Popular Posts

Wednesday, June 13, 2012

Felons and Firearms

I just received a not guilty verdict in Potter County in a case where my client was accused of possession of a firearm. My client had a previous felony conviction. The law in Texas is basically that after five years a person with a felony conviction may possess a firearm in his home, but nowhere else after the lapse of five years from the date he was discharged from his sentence.  My client was accused of possessing a gun on his sisters property. However, there was no forensic evidence, or direct evidence connecting my client to the gun.  One witness testified she saw my client fire a weapon, but no one else or any evidence connected my client to the weapon. In fact the "eyewitness" never even testified she saw a weapon in my client's hand.  My client had previously plead guilty to a class A misdemeanor of firing a firearm inside the city limits related to the case, but when he did so he was unrepresented by an attorney and my client only had a 9th grade education. He did not even read the plea papers and entered his time served plea only to get out of jail and get back to work because he was too poor to bond out.

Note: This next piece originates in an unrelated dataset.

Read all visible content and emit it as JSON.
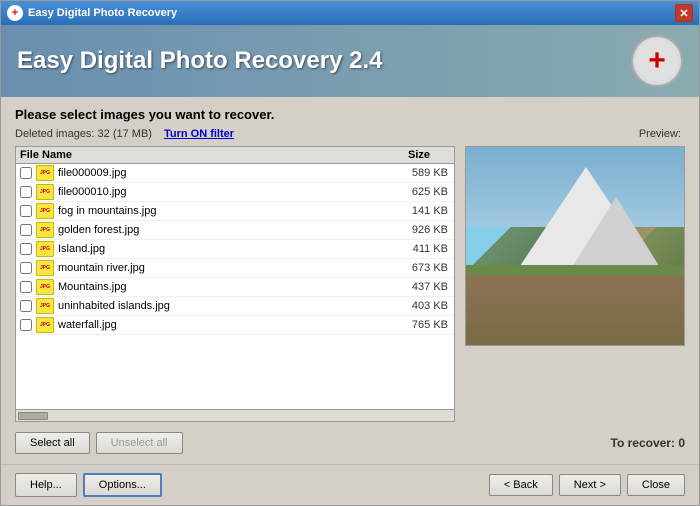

Two points I think are relevant other than the obvious acquittal:

1. Never ever sign or plea to a criminal case without an attorney.  If not for a very intelligent jury and some good trial work my client's prior plea could have sent him to prison for up to ten years. If you are charged with a crime let an experienced attorney do his job and make the State prove their case.

2. When it comes to firearms know the law. Know where you can possess a weapon and under what circumstances. 

My client and his family narrowly escaped a horrible experience. I was proud to protect his legal rights.